Она всегда думала, что ей станет легче, когда Тэд подрастет; и вот он подрос, но легче не стало. Даже наоборот. Весь прошлый год он три раза в неделю ходил на полдня в детский сад «Джек и Джилл»; этим летом он посещал игровой детский лагерь – пять дней в неделю. Когда его не было дома, дом становился пугающе пустым. В отсутствие Тэда дверные проемы зияли, словно разверстые пасти; лестничные пролеты казались провалами пустоты, когда Тэд не сидел на ступеньках в пижаме, сонно листая книжку с картинками перед дневным сном.
Двери были как пасти, лестницы – как голодные глотки. Пустые комнаты превращались в ловушки.
Поэтому она мыла полы, не нуждавшиеся в мытье. Смотрела мыльные оперы по телевизору. Думала о Стиве Кемпе, с которым затеяла легкий флирт еще прошлой осенью, когда он приехал в Касл-Рок на машине с номерами штата Виргиния и открыл здесь мастерскую по реставрации мебели. Донна нередко ловила себя на том, что сидит перед включенным телевизором и совершенно не понимает, что происходит на экране, потому что не следила за передачей, а размышляла о Стиве – как его темный загар контрастирует с белой теннисной формой или какие накачанные у него ягодицы, что особенно заметно, когда он бежит за мячом. В конце концов она сделала то, что сделала. А сегодня…
Желудок скрутило, тошнота подступила к горлу, и Донна бросилась в ванную, зажимая руками рот. Она еле успела склониться над унитазом, и ее сразу вырвало. Что-то все-таки пролилось на пол. Она посмотрела на учиненное ею самой безобразие, и ее вырвало снова.
Когда спазмы в желудке унялись (зато ноги снова дрожали; что-то теряешь, что-то находишь), она посмотрела на себя в зеркало. В резком свете люминесцентной лампы ее лицо превратилось в четко очерченную, рельефную маску. Очень нелестную маску. Кожа бледная, практически белая. Глаза покраснели. Волосы намокли от пота и некрасиво прилипли к голове.

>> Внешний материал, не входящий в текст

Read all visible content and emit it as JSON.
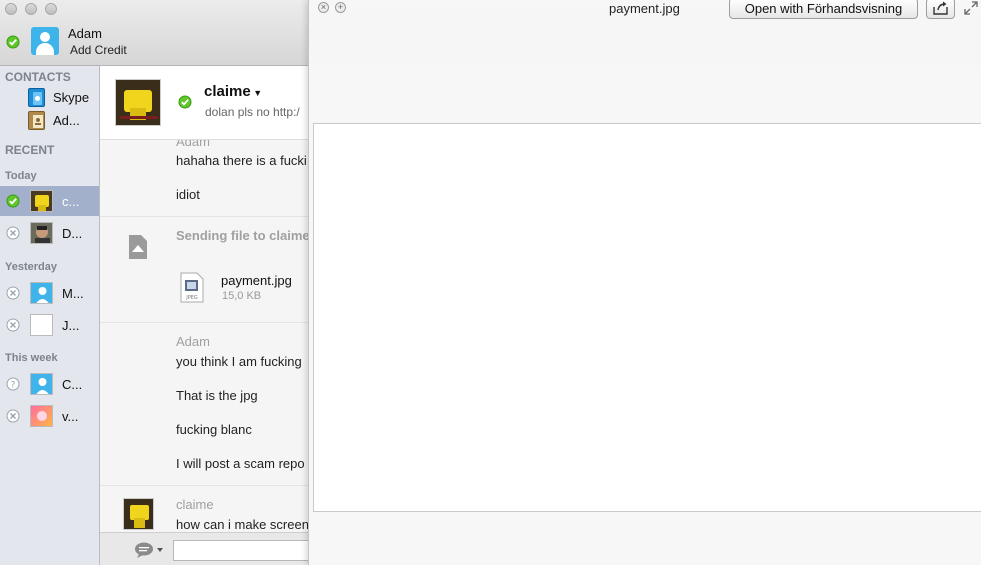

Сейчас Донна видела себя такой, какой станет в старости, и что самое страшное: если бы в эту минуту рядом с ней появился Стив Кемп, она отдалась бы ему прямо здесь, на полу, лишь бы только он обнял ее, поцеловал и сказал, что не надо бояться, что время – миф, смерть – просто сон и все непременно будет хорошо.
Она издала странный звук – то ли крик, то ли стон, – который никак не мог вырваться из ее собственной груди. Это был крик сумасшедшей.
Потом опустила голову и расплакалась.
Черити Камбер сидела на краешке широкой кровати в их с мужем спальне и смотрела на то, что держала в руках. Она только что вернулась из магазина. Из того самого магазина, куда сегодня ходила и Донна Трентон. Руки, ноги и щеки Черити онемели, будто от холода. Словно она целый день прокаталась с Джо на мотосанях. Но завтра первое июля; мотосани уже давно зачехлены и стоят в гараже.
Не может быть. Это наверняка какая-то ошибка.
Нет, не ошибка. Она проверила несколько раз. Все сходилось, ошибки не было.
В конце концов, с кем-то же подобное происходит. Разве нет?
Да, конечно. С кем-то другим происходит. Но с ней самой?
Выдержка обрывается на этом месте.